By late afternoon Liam’s patience was exhausted, and he got ready to leave.
“Will you be home later?” Cora asked, as she watched him throw a change of clothes into a bag.
“No, as a matter of fact I may not be home for some time.”
“How long?”
“As long as it takes to get rid of that,” he jabbed a finger in her stomach.
“You know I won’t do it. It’s against all I believe.”

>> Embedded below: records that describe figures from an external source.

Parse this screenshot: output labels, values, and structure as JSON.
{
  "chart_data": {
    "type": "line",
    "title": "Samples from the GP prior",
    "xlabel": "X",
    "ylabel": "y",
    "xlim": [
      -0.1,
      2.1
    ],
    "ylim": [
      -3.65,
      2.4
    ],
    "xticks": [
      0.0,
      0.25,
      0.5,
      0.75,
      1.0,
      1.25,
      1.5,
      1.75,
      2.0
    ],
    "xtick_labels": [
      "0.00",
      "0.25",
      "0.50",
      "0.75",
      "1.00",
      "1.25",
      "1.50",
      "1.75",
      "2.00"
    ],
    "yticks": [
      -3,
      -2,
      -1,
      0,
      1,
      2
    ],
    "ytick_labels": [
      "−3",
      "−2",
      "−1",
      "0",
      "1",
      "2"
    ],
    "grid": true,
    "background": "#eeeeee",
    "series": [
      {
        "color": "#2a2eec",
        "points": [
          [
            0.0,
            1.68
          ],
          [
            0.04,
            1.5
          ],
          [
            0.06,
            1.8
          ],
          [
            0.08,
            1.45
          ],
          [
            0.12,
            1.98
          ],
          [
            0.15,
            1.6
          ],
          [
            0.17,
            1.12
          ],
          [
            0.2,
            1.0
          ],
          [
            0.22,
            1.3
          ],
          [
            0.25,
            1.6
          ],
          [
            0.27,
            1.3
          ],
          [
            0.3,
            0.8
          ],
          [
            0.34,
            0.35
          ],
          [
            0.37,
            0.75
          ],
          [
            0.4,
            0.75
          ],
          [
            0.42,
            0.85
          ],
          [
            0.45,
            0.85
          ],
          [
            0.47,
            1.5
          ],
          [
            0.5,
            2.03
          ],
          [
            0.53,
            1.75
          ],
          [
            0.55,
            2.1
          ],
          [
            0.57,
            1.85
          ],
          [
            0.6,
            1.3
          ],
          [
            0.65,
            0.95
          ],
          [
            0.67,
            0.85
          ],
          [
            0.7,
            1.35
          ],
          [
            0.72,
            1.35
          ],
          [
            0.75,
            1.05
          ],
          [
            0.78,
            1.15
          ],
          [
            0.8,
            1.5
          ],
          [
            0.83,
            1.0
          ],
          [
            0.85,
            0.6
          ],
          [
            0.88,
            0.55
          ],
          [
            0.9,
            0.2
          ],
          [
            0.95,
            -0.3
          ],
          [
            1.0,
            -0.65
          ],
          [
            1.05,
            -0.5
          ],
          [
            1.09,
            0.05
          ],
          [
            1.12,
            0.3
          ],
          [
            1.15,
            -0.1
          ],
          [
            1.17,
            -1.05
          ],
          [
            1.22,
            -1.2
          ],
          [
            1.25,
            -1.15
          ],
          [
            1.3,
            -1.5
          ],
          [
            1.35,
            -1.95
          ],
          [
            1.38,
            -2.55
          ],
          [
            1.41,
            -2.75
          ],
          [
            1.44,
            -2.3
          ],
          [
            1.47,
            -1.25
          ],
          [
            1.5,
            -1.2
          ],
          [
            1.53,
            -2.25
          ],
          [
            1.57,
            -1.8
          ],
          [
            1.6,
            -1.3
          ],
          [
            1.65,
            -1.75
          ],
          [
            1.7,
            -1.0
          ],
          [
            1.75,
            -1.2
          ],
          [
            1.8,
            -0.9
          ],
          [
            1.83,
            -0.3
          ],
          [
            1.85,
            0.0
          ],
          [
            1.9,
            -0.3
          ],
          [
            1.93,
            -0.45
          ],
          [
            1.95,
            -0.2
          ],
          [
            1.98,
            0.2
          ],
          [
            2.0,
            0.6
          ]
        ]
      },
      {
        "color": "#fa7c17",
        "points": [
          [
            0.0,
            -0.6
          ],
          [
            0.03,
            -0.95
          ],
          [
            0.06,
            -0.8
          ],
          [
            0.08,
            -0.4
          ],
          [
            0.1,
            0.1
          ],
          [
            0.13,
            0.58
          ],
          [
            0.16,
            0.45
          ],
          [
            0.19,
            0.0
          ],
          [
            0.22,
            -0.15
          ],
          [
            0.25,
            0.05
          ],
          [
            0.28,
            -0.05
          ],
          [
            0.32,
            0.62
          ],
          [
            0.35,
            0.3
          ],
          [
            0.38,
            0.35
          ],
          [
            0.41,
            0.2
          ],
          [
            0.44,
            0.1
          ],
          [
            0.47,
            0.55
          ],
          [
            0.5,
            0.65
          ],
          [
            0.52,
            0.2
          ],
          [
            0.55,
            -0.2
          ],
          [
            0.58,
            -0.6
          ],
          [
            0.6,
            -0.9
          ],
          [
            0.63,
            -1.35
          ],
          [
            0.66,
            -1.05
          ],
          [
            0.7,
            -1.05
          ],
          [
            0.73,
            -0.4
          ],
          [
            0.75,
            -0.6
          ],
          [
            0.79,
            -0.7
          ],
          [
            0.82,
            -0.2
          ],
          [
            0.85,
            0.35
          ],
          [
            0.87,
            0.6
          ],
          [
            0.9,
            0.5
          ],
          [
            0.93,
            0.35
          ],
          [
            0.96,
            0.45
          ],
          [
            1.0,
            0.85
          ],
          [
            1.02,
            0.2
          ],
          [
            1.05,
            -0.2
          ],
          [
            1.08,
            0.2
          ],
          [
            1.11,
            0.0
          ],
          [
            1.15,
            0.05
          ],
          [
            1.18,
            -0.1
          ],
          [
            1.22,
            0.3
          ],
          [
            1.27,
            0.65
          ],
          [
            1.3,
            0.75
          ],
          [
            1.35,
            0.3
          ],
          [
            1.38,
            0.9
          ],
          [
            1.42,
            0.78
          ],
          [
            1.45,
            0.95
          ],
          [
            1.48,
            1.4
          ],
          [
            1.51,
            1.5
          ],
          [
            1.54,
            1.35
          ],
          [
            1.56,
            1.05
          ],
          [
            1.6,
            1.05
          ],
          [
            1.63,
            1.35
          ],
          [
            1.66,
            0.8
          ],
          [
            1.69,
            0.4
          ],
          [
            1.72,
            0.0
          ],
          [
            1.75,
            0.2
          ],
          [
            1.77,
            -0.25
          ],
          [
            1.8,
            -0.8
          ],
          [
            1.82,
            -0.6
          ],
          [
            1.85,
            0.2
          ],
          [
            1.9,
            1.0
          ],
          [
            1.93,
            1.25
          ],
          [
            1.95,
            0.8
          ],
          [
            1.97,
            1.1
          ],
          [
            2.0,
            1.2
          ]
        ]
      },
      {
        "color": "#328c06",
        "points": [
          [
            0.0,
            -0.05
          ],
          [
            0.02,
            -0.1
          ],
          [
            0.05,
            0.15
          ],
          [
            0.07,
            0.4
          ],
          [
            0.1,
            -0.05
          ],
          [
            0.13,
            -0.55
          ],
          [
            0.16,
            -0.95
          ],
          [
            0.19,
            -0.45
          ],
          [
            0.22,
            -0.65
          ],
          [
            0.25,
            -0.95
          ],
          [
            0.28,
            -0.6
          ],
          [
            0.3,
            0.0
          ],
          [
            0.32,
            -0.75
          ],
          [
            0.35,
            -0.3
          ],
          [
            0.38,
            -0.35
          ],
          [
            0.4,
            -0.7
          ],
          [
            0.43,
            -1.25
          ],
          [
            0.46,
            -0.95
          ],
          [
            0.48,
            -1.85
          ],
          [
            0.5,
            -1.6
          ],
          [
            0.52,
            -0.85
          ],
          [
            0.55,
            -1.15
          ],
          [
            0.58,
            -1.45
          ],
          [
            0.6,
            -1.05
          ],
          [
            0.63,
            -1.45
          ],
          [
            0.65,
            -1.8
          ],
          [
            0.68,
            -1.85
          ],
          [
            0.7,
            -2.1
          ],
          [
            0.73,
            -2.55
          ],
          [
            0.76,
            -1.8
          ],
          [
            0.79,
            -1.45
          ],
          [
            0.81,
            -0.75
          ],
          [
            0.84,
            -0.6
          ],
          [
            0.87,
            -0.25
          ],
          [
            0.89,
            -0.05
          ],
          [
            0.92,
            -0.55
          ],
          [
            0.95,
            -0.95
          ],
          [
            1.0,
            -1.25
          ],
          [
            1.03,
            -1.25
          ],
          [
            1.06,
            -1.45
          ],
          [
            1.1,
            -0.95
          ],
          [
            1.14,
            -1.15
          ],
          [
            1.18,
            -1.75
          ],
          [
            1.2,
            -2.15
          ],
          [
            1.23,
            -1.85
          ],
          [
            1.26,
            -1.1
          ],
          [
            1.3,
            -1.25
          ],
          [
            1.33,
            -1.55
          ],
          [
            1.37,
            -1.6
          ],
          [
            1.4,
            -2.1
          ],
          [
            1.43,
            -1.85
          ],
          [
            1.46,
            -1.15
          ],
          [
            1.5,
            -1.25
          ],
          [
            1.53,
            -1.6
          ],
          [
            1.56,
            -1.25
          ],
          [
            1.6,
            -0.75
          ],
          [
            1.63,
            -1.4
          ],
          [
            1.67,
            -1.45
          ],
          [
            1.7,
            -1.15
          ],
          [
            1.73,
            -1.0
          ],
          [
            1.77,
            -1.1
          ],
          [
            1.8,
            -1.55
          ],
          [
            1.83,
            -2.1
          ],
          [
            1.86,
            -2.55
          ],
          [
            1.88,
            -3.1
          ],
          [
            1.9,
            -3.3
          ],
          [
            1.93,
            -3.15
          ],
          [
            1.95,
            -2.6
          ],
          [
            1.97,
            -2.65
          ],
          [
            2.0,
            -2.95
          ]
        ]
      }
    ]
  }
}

“Then you choose, your God or your family, because I promise you this. If you insist on going ahead with the pregnancy, I’ll take the girls away from you. Admit it, Cora,” he stopped what he was doing and looked at her. “You’ve always been nervy. A few words in the right ears and I’ll have you committed.”
“You bastard,” she slapped his face. “You rotten, evil bastard.”
He grabbed her hair forcing her down on the bed. One hand gripped her throat squeezing hard.
“All it’ll take is a few days in London. Tell whatever friends you have you are going shopping. It’ll all be over in a couple of hours; understand?”
“Is that what you make your whores do?”
“You think you know so much about me,” he spat. “Well, let me tell you this. They were all, are all, better than you could ever be.”
He released his grip, snatched his bag from the bed and stalked out. Cora rubbed at her bruised throat and tried not to cry.
By nightfall, her nerves were in shreds. The children refused to sleep alone, so making sure they had everything they could possibly need; she let them sleep in her room and barricaded the door with a chair. She cursed Liam for his cowardice because she knew the events of last night frightened him. He wasn’t prepared to confront the unknown but was willing to let his wife and children face whatever danger there was.
The children were worn out and slept within minutes. Cora stayed awake watching the clock and listening for the slightest sound.
All around her the house settled. Timbers groaned and creaked, the shutters outside the windows, squeaked on their dry, new hinges, even the panelling in the hall crackled. She felt beads of sweat on her lip and her heart pounded painfully, as she strained to catch each sound. There were footsteps on the gallery outside. There was no mistaking the tread on the boards; soft, light footfalls. Cora crept to the door and placed her ear against it. The footsteps came closer and she held her breath as they stopped outside her door.
“Please,” she whispered. “I’m alone with two children. Please don’t hurt us.”
The only reply was a heart-rending sigh, as the footsteps retreated.
Cora was shivering so badly her teeth chattered and she could not remember if she had slept immediately after returning to the bed or fainted. But it was morning when she woke, and from outside came the thundering of trucks on the drive and the loud, good natured banter of the workmen.